The ANA has a list of accredited programs in the U.S., this link should take you there:

Also, the NLNAC has a list as well:

I have found that these are not truly representative of all accredited programs, but it's a good starting place.

Valerie :)

[ June 05, 2001: Message edited by: shyviolet78 ]

I would try to talk to some instructors--and some students. The first nursing school I went to had a great reputation and its grads had the best NCLEX scores in the state. But it was not remotely student-friendly. The instructors were cold, unavailable, adversarial, and dedicated to "weeding out" as many students as possible. Students were intimidated and in constant fear of flunking and were encouraged to be competitive with each other.
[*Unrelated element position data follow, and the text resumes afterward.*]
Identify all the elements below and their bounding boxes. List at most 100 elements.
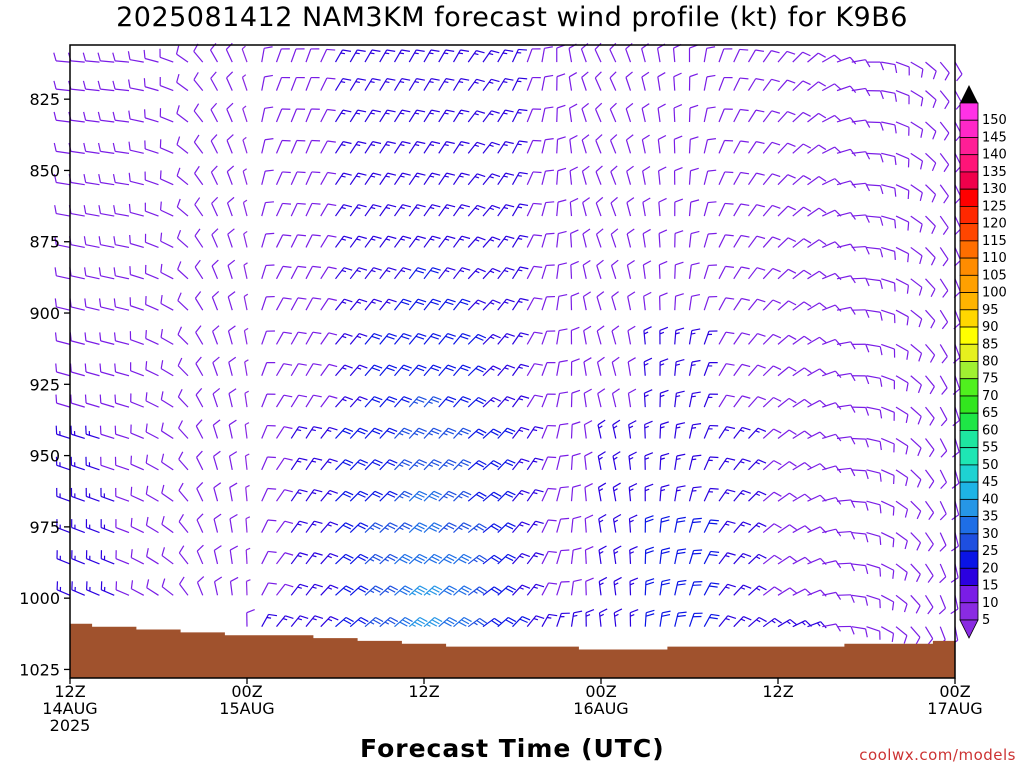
wind-barb (408, 204, 426, 217)
wind-barb (261, 613, 278, 627)
wind-barb (394, 553, 413, 565)
wind-barb (895, 246, 910, 263)
wind-barb (453, 364, 471, 377)
wind-barb (777, 334, 797, 345)
colorbar-label: 90 (982, 320, 999, 335)
wind-barb (379, 235, 397, 248)
colorbar-swatch (959, 516, 979, 535)
wind-barb (821, 83, 842, 92)
wind-barb (718, 76, 733, 91)
wind-barb (175, 45, 189, 63)
wind-barb (762, 173, 781, 186)
wind-barb (688, 454, 702, 470)
wind-barb (210, 165, 219, 185)
wind-barb (482, 491, 502, 502)
wind-barb (196, 482, 204, 502)
wind-barb (379, 109, 396, 123)
wind-barb (408, 364, 427, 377)
wind-barb (582, 291, 591, 311)
wind-barb (657, 166, 667, 185)
colorbar-swatch (959, 447, 979, 466)
colorbar-label: 50 (982, 458, 999, 473)
wind-barb (394, 172, 411, 186)
wind-barb (497, 204, 515, 217)
wind-barb (777, 205, 796, 217)
wind-barb (408, 427, 427, 439)
wind-barb (541, 362, 556, 376)
wind-barb (910, 61, 924, 78)
wind-barb (467, 523, 487, 534)
wind-barb (423, 522, 443, 534)
wind-barb (597, 419, 606, 439)
wind-barb (526, 108, 542, 123)
wind-barb (438, 49, 455, 63)
wind-barb (127, 51, 144, 63)
wind-barb (349, 616, 369, 628)
wind-barb (245, 484, 250, 502)
wind-barb (526, 489, 544, 502)
wind-barb (212, 419, 221, 439)
wind-barb (320, 616, 339, 628)
wind-barb (762, 396, 782, 408)
wind-barb (83, 205, 100, 217)
wind-barb (556, 486, 569, 502)
wind-barb (305, 426, 323, 439)
wind-barb (275, 297, 292, 311)
wind-barb (177, 357, 189, 377)
wind-barb (880, 594, 895, 611)
wind-barb (556, 293, 568, 311)
wind-barb (807, 336, 827, 345)
wind-barb (243, 327, 249, 345)
x-tick-label: 00Z (939, 682, 970, 701)
colorbar-label: 35 (982, 510, 999, 525)
wind-barb (176, 73, 189, 92)
wind-barb (610, 165, 618, 185)
wind-barb (467, 267, 486, 280)
wind-barb (56, 581, 71, 596)
wind-barb (939, 500, 947, 521)
wind-barb (145, 330, 159, 345)
wind-barb (86, 581, 100, 596)
colorbar-swatch (959, 378, 979, 397)
wind-barb (939, 309, 949, 330)
wind-barb (595, 165, 603, 185)
wind-barb (438, 109, 455, 123)
wind-barb (718, 108, 733, 123)
wind-barb (145, 423, 159, 440)
wind-barb (408, 235, 426, 248)
wind-barb (609, 71, 617, 91)
wind-barb (113, 267, 130, 280)
wind-barb (672, 43, 682, 63)
wind-barb (628, 483, 638, 502)
wind-barb (394, 333, 412, 345)
wind-barb (55, 425, 71, 440)
wind-barb (644, 515, 654, 533)
wind-barb (733, 77, 749, 91)
wind-barb (777, 111, 796, 123)
plot-border (69, 44, 956, 679)
wind-barb (68, 173, 85, 186)
wind-barb (613, 545, 622, 565)
wind-barb (556, 262, 568, 279)
wind-barb (423, 172, 441, 186)
wind-barb (674, 548, 687, 565)
wind-barb (438, 333, 456, 345)
wind-barb (212, 325, 220, 345)
wind-barb (881, 469, 895, 485)
wind-barb (229, 545, 239, 565)
wind-barb (585, 608, 595, 627)
wind-barb (939, 61, 950, 81)
wind-barb (925, 532, 934, 552)
wind-barb (394, 585, 413, 596)
wind-barb (733, 616, 752, 628)
wind-barb (584, 514, 594, 533)
wind-barb (851, 469, 869, 480)
wind-barb (570, 515, 582, 533)
wind-barb (644, 483, 654, 502)
colorbar-swatch (959, 205, 979, 225)
colorbar-swatch (959, 498, 979, 518)
wind-barb (482, 141, 500, 154)
wind-barb (159, 139, 174, 154)
credit-link[interactable]: coolwx.com/models (859, 746, 1016, 764)
wind-barb (718, 457, 736, 471)
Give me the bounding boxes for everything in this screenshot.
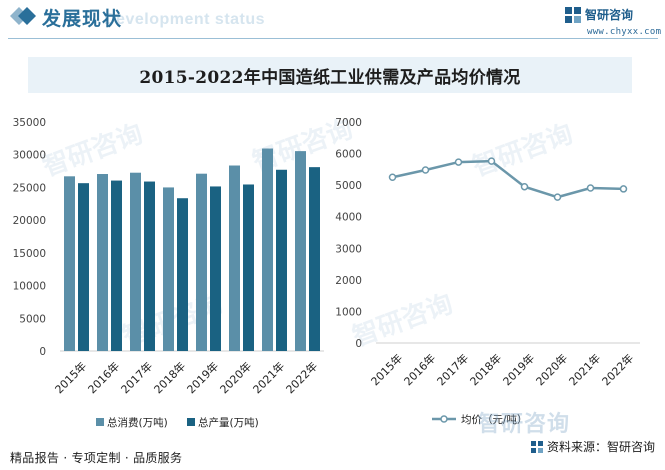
- bar-legend-label: 总产量(万吨): [198, 416, 259, 429]
- line-x-tick-label: 2022年: [599, 351, 636, 388]
- footer-source: 资料来源：智研咨询: [530, 438, 655, 455]
- line-y-tick-label: 2000: [335, 275, 362, 287]
- bar-y-tick-label: 35000: [13, 117, 46, 129]
- header-divider: [8, 38, 658, 39]
- line-legend-marker: [440, 415, 448, 423]
- line-x-tick-label: 2017年: [434, 351, 471, 388]
- bar-production: [309, 167, 320, 351]
- line-point: [553, 193, 562, 201]
- bar-consumption: [196, 173, 207, 351]
- header-ghost-text: Development status: [104, 11, 266, 28]
- bar-production: [78, 183, 89, 351]
- bar-production: [177, 198, 188, 351]
- source-logo-icon: [530, 440, 543, 453]
- bar-production: [243, 184, 254, 351]
- footer-watermark-brand: 智研咨询: [478, 412, 571, 437]
- line-point: [520, 182, 529, 191]
- chart-title-band: 2015-2022年中国造纸工业供需及产品均价情况: [28, 57, 632, 93]
- line-x-tick-label: 2015年: [368, 351, 405, 388]
- bar-y-tick-label: 20000: [13, 215, 46, 227]
- bar-x-tick-label: 2015年: [52, 359, 89, 396]
- bar-consumption: [64, 176, 75, 351]
- bar-legend-swatch: [96, 418, 104, 426]
- line-point: [454, 158, 463, 166]
- line-point: [586, 184, 595, 192]
- brand: 智研咨询: [565, 6, 633, 23]
- line-series-path: [392, 159, 624, 199]
- header-arrows-icon: [10, 7, 36, 25]
- line-y-tick-label: 7000: [335, 117, 362, 129]
- bar-production: [144, 181, 155, 351]
- chart-title: 2015-2022年中国造纸工业供需及产品均价情况: [139, 67, 521, 88]
- bar-x-tick-label: 2016年: [85, 359, 122, 396]
- bar-legend-label: 总消费(万吨): [107, 416, 168, 429]
- bar-consumption: [229, 165, 240, 351]
- line-y-tick-label: 6000: [335, 149, 362, 161]
- line-point: [619, 185, 628, 193]
- bar-production: [111, 180, 122, 351]
- brand-logo-icon: [565, 6, 581, 23]
- bar-legend-swatch: [187, 418, 195, 426]
- source-text: 资料来源：智研咨询: [546, 440, 655, 454]
- bar-y-tick-label: 25000: [13, 182, 46, 194]
- bar-y-tick-label: 5000: [19, 313, 46, 325]
- line-y-tick-label: 4000: [335, 212, 362, 224]
- line-y-tick-label: 0: [355, 338, 362, 350]
- line-x-tick-label: 2021年: [566, 351, 603, 388]
- page-title: 发展现状: [42, 8, 123, 30]
- bar-consumption: [130, 172, 141, 351]
- bar-x-tick-label: 2021年: [250, 359, 287, 396]
- line-y-tick-label: 5000: [335, 180, 362, 192]
- line-x-tick-label: 2016年: [401, 351, 438, 388]
- line-point: [388, 173, 397, 181]
- brand-url: www.chyxx.com: [587, 27, 662, 37]
- line-point: [487, 157, 496, 165]
- bar-y-tick-label: 15000: [13, 248, 46, 260]
- bar-x-tick-label: 2018年: [151, 359, 188, 396]
- line-x-tick-label: 2019年: [500, 351, 537, 388]
- bar-consumption: [163, 187, 174, 351]
- line-y-tick-label: 1000: [335, 306, 362, 318]
- line-y-tick-label: 3000: [335, 243, 362, 255]
- bar-production: [276, 169, 287, 351]
- line-legend-label: 均价（元/吨）: [461, 413, 528, 426]
- line-x-tick-label: 2018年: [467, 351, 504, 388]
- brand-name: 智研咨询: [585, 8, 634, 22]
- bar-consumption: [262, 148, 273, 351]
- bar-y-tick-label: 30000: [13, 150, 46, 162]
- bar-consumption: [295, 151, 306, 351]
- bar-x-tick-label: 2019年: [184, 359, 221, 396]
- line-x-tick-label: 2020年: [533, 351, 570, 388]
- bar-y-tick-label: 0: [39, 346, 46, 358]
- bar-production: [210, 186, 221, 351]
- bar-x-tick-label: 2022年: [283, 359, 320, 396]
- footer-tagline: 精品报告 · 专项定制 · 品质服务: [10, 451, 183, 465]
- bar-x-tick-label: 2020年: [217, 359, 254, 396]
- line-point: [421, 166, 430, 174]
- bar-x-tick-label: 2017年: [118, 359, 155, 396]
- bar-consumption: [97, 174, 108, 351]
- bar-y-tick-label: 10000: [13, 281, 46, 293]
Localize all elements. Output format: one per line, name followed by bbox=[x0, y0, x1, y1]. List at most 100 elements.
By contrast, the second school I went to was very student-friendly. Instructors were available and flexible and gave out their home phone numbers. When I got a "C" in my first community health nursing class (the class bored me and I didn't bother studying), the instructor, who had a rep for being a real hard-ass, came up to me in the hall and asked me if she could help me with anything and offered to meet with me to go over any material I didn't understnad. What a difference!
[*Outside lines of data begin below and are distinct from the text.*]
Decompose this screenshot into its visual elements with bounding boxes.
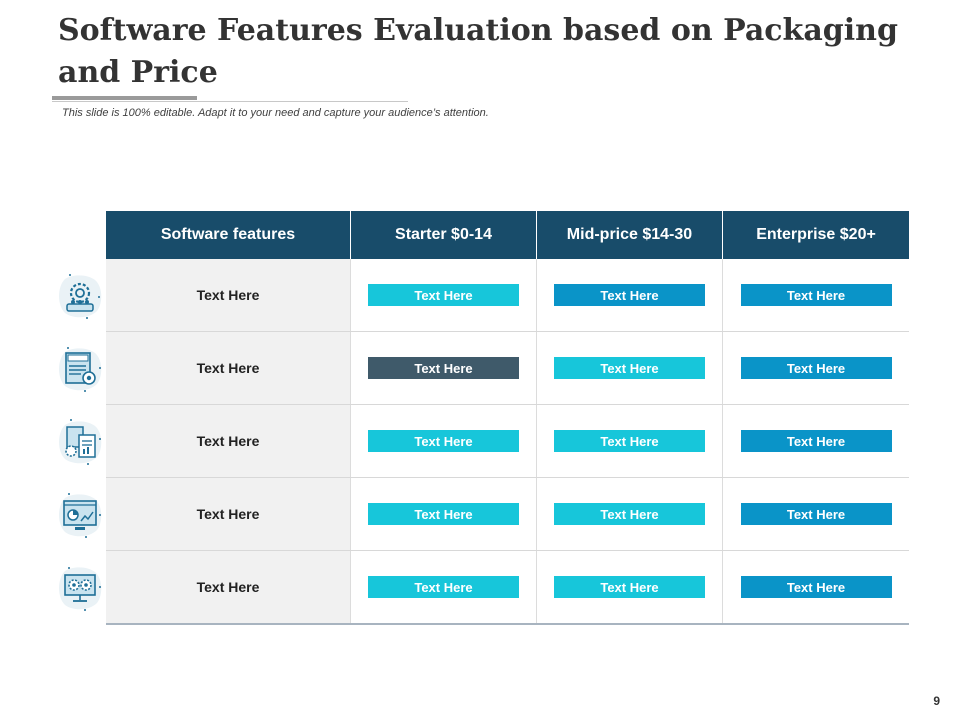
value-tag: Text Here xyxy=(554,357,705,379)
mid-price-cell: Text Here xyxy=(537,478,723,550)
enterprise-cell: Text Here xyxy=(723,551,909,623)
starter-cell: Text Here xyxy=(351,259,537,331)
value-tag: Text Here xyxy=(740,357,892,379)
value-tag: Text Here xyxy=(368,576,519,598)
starter-cell: Text Here xyxy=(351,478,537,550)
table-header: Software features Starter $0-14 Mid-pric… xyxy=(106,211,909,259)
value-tag: Text Here xyxy=(368,503,519,525)
table-row: Text Here Text Here Text Here Text Here xyxy=(106,404,909,477)
title-divider xyxy=(52,101,408,102)
feature-cell: Text Here xyxy=(106,478,351,550)
feature-cell: Text Here xyxy=(106,551,351,623)
table-row: Text Here Text Here Text Here Text Here xyxy=(106,331,909,404)
feature-pricing-table: Software features Starter $0-14 Mid-pric… xyxy=(106,211,909,625)
enterprise-cell: Text Here xyxy=(723,332,909,404)
title-accent-bar xyxy=(52,96,197,100)
header-starter: Starter $0-14 xyxy=(351,211,537,259)
value-tag: Text Here xyxy=(554,430,705,452)
page-number: 9 xyxy=(933,694,940,708)
value-tag: Text Here xyxy=(740,284,892,306)
documents-gear-icon xyxy=(54,405,106,478)
score-report-icon xyxy=(54,332,106,405)
slide-subtitle: This slide is 100% editable. Adapt it to… xyxy=(62,107,489,119)
value-tag: Text Here xyxy=(554,576,705,598)
value-tag: Text Here xyxy=(368,357,519,379)
table-row: Text Here Text Here Text Here Text Here xyxy=(106,477,909,550)
value-tag: Text Here xyxy=(740,430,892,452)
feature-cell: Text Here xyxy=(106,332,351,404)
feature-cell: Text Here xyxy=(106,405,351,477)
slide-title: Software Features Evaluation based on Pa… xyxy=(58,13,898,90)
header-enterprise: Enterprise $20+ xyxy=(756,226,876,243)
value-tag: Text Here xyxy=(368,430,519,452)
value-tag: Text Here xyxy=(740,576,892,598)
mid-price-cell: Text Here xyxy=(537,405,723,477)
feature-cell: Text Here xyxy=(106,259,351,331)
enterprise-cell: Text Here xyxy=(723,259,909,331)
table-body: Text Here Text Here Text Here Text Here … xyxy=(106,259,909,623)
value-tag: Text Here xyxy=(554,284,705,306)
mid-price-cell: Text Here xyxy=(537,259,723,331)
dashboard-chart-icon xyxy=(54,478,106,551)
starter-cell: Text Here xyxy=(351,405,537,477)
starter-cell: Text Here xyxy=(351,332,537,404)
value-tag: Text Here xyxy=(554,503,705,525)
value-tag: Text Here xyxy=(740,503,892,525)
enterprise-cell: Text Here xyxy=(723,478,909,550)
mid-price-cell: Text Here xyxy=(537,332,723,404)
row-icons xyxy=(54,259,106,624)
starter-cell: Text Here xyxy=(351,551,537,623)
monitor-gears-icon xyxy=(54,551,106,624)
table-row: Text Here Text Here Text Here Text Here xyxy=(106,550,909,623)
gear-team-icon xyxy=(54,259,106,332)
table-row: Text Here Text Here Text Here Text Here xyxy=(106,259,909,331)
mid-price-cell: Text Here xyxy=(537,551,723,623)
enterprise-cell: Text Here xyxy=(723,405,909,477)
header-software-features: Software features xyxy=(106,211,351,259)
header-mid-price: Mid-price $14-30 xyxy=(537,211,723,259)
value-tag: Text Here xyxy=(368,284,519,306)
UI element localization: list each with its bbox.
I don't think entire programs that "eat their young" are good learning experiences for anybody---and frankly, I wouldn't want to work with a nurse who was a product of such a program. Good luck to you in finding a program that is a good fit for you and gets you the education and degree you're looking for.


Which site was the practice exam on? I don't think I've seen that before.
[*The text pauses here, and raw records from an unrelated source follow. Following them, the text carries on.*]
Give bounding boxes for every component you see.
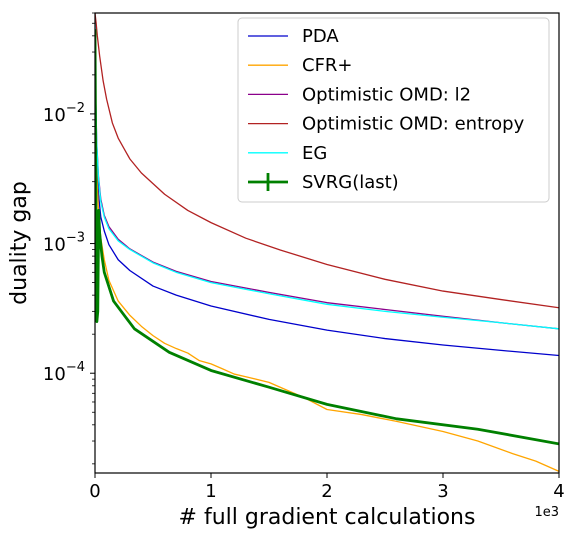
- series-line-5: [95, 29, 559, 446]
- x-axis-label: # full gradient calculations: [179, 505, 476, 530]
- legend-label-3: Optimistic OMD: entropy: [302, 114, 525, 135]
- series-line-1: [95, 52, 559, 472]
- y-tick-label-0: 10−4: [43, 360, 85, 385]
- x-tick-label-3: 3: [437, 481, 448, 502]
- x-tick-label-2: 2: [321, 481, 332, 502]
- series-line-0: [95, 35, 559, 357]
- ticks-layer: 0 1 2 3 4 10−4 10−3 10−2: [43, 12, 565, 502]
- legend-box: [237, 17, 550, 203]
- x-tick-label-4: 4: [553, 481, 564, 502]
- legend-label-5: SVRG(last): [302, 172, 399, 193]
- series-line-4: [95, 23, 559, 330]
- y-tick-label-2: 10−2: [43, 101, 85, 126]
- legend-label-4: EG: [302, 143, 327, 164]
- legend-label-2: Optimistic OMD: l2: [302, 84, 471, 105]
- x-tick-label-0: 0: [89, 481, 100, 502]
- series-layer: [95, 13, 559, 472]
- x-axis-offset-label: 1e3: [534, 505, 559, 520]
- series-line-3: [95, 13, 559, 309]
- x-tick-label-1: 1: [205, 481, 216, 502]
- y-axis-label: duality gap: [7, 181, 32, 305]
- legend-label-1: CFR+: [302, 55, 353, 76]
- legend-label-0: PDA: [302, 26, 339, 47]
- legend: PDA CFR+ Optimistic OMD: l2 Optimistic OMD:…: [237, 17, 550, 203]
- y-tick-label-1: 10−3: [43, 231, 85, 256]
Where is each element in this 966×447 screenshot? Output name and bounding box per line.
I wouldn't recommend the C=RN formula. On the other hand I also remember hearing love rolls or extra padding= RN (mostly when referring to the older fat mean women nurses that work the hospitals). If your grades are low it may lock you out of a program. ADN programs tend to have more of a waiting list when compared to BSN programs. You also should keep in mind that you may later want to get a BSN and may require a min GPA to do so.


I agree with Jared.

I will tell you that your post evokes some mild anxiety for me. It _could_ appear that your thinking is, "what is the minimum I have to do to get 'in'?" Please don't get angry. I can think of several other ideas that you might be having.

While not all of us can or want to re-locate and go to some big-dog nursing school, you do want to seek out and attend a good, rigorous course of study. The final "test" occurs every day for practicing nurses and it is the real-life, hands on decisions they make in the care of patients. A rigorous education gives you the best possibility of passing that "test" for the good of your patients and yourself since none of us go into this business to hurt others.

There are times and instructors from whom you take a grateful C, but I wouldn't make it a habit. Strive for excellence.

The posters who said other schools, other work places may not accept you if your grades are only mediocre, are right on. Hope this helps.